Olduvai Hominid number 9 (OH 9), known as the Chellean Man, is a fossilized skull cap of an early hominin, found in LLK II, Olduvai Gorge by Louis S. B. Leakey in 1960. It is believed to be ca. 1.4 million years old. Its cranial capacity is estimated at greater than 1067 cm^{3}, the largest value among all known African Homo erectus specimens. OH 9 is significant because of the features it carried and its correlation to the species classification it resides in.

== Classification ==
Leakey named it "Chellean Man", in reference to the Oldowan tools found at the site, which were then referred to by the now-obsolete name Chellean. Heberer (1963) provisionally named a new species Homo leakeyi based on the specimen in honor of Leakey, but most subsequent workers have regarded it as Homo ergaster, or as Homo erectus (H. ergaster is sometimes regarded as a subspecies of H. erectus, H. erectus ergaster). Phillip Tobias provisionally named a new subspecies, H. erectus olduvaiensis, in 1968 based on the specimen, but this has not seen continued use. To the extent that proponents of the use of H. ergaster define ergaster as a separate species (instead of an "African H. erectus") rather than a pure chronospecies, the assignment of OH 9 to H. erectus sensu stricto by Colin Groves supports subsuming H. ergaster into H. erectus.

Because the name Homo leakeyi was proposed conditionally, it is not valid according to the rules established by the ICZN. Kretzoi (1984) created the replacement name Homo louisleakeyi, which is valid.

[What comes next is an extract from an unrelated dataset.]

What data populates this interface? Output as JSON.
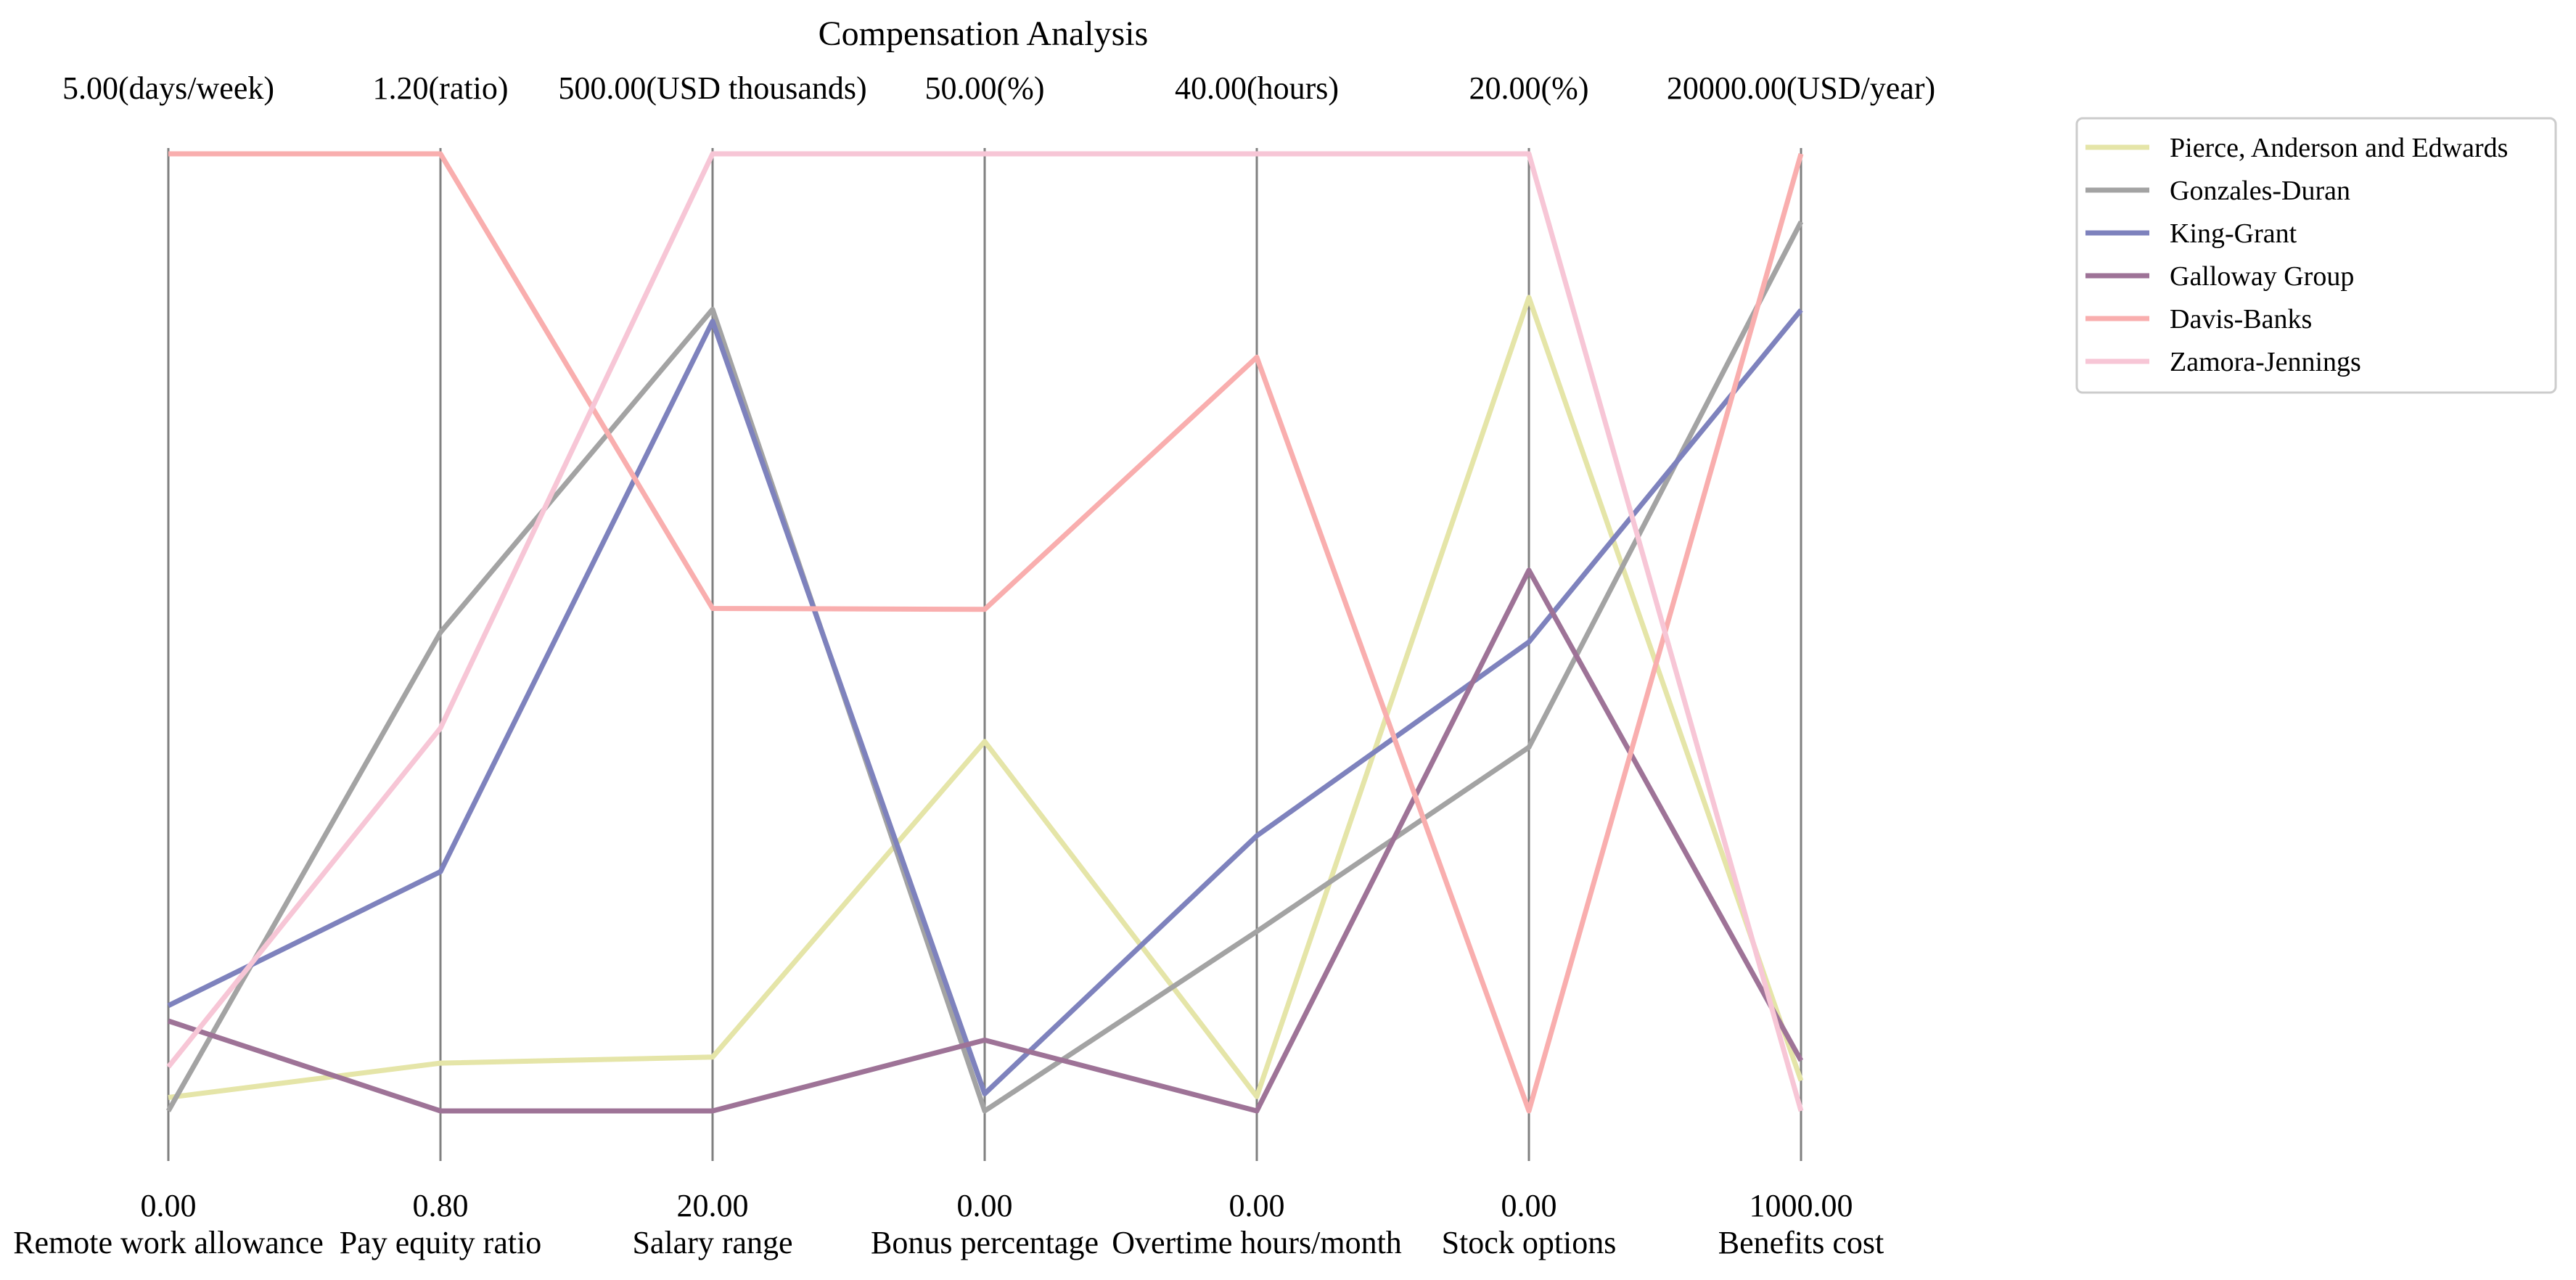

Cranial bone thickness has been widely qualified for Homo erectus but rarely quantified. It’s quite often that throughout craniums found, the thickness varies between those different hominids. Yet in OH 9, compared to other H. erectus, it had the biggest cranial capacity standing at 1,067 cc and one of the largest mid supra-orbital torus thickness of 18.5 mm also known as the brow ridge. OH 9 has a robust brow ridge that allows it to stand out among other H. erectus. The brow ridge made it difficult to determine whether this cranium should be classified as H. erectus or a different species. Cranial bone thickness is key when determining whether a specimen found is H. erectus. The pattern of bone thickness distribution observed in Asian H. erectus, P. paniscus, and possibly in the australopiths, early Homo or African H. ergaster/erectus analyzed appears to be a pleomorphic trait among hominids. Since cranium thickness and the OH 9 cranium capacity is larger than any found, it explored the idea of different forms of H. erectus from different areas due to migration. By the 1980s, the growing numbers of H. erectus specimens, particularly in Africa, led to the realization that Asian Homo erectus (H. erectus sensu stricto), once thought so primitive, was in fact more derived than its African counter-parts, which leads into the Out of Africa hypothesis of humans origins.

== Cranial features ==
The significant features of the OH 9 also consisted of the structure of the skull. O.H. 9 had a flatter frontal squama curving not as steep from a broader supratoral shelf. Also, OH 9 showed no sign of keeling in the midline, which was often found in H. erectus especially with a protruding brow ridge. The occipital torus thickness also known as the occipital bun which is the back of the head was also fairly thick compared to most H. erectus with a thickness of 18.5 mm. OH 9 being the largest cranium capacity, helped us learn the increase of brain growth in H. erectus. Which implied that major differences in the development of cognitive capabilities existed between H. erectus and anatomically modern humans. These new traits like the robust brow ridge and skull thickness confirmed that H. erectus in different areas kept evolving. In the same site, the oldowan tools found could be assumed to have been used by this exact H. erectus. This allowed anthropologist to understand how advanced this unique H. erectus cognitive behavior truly was.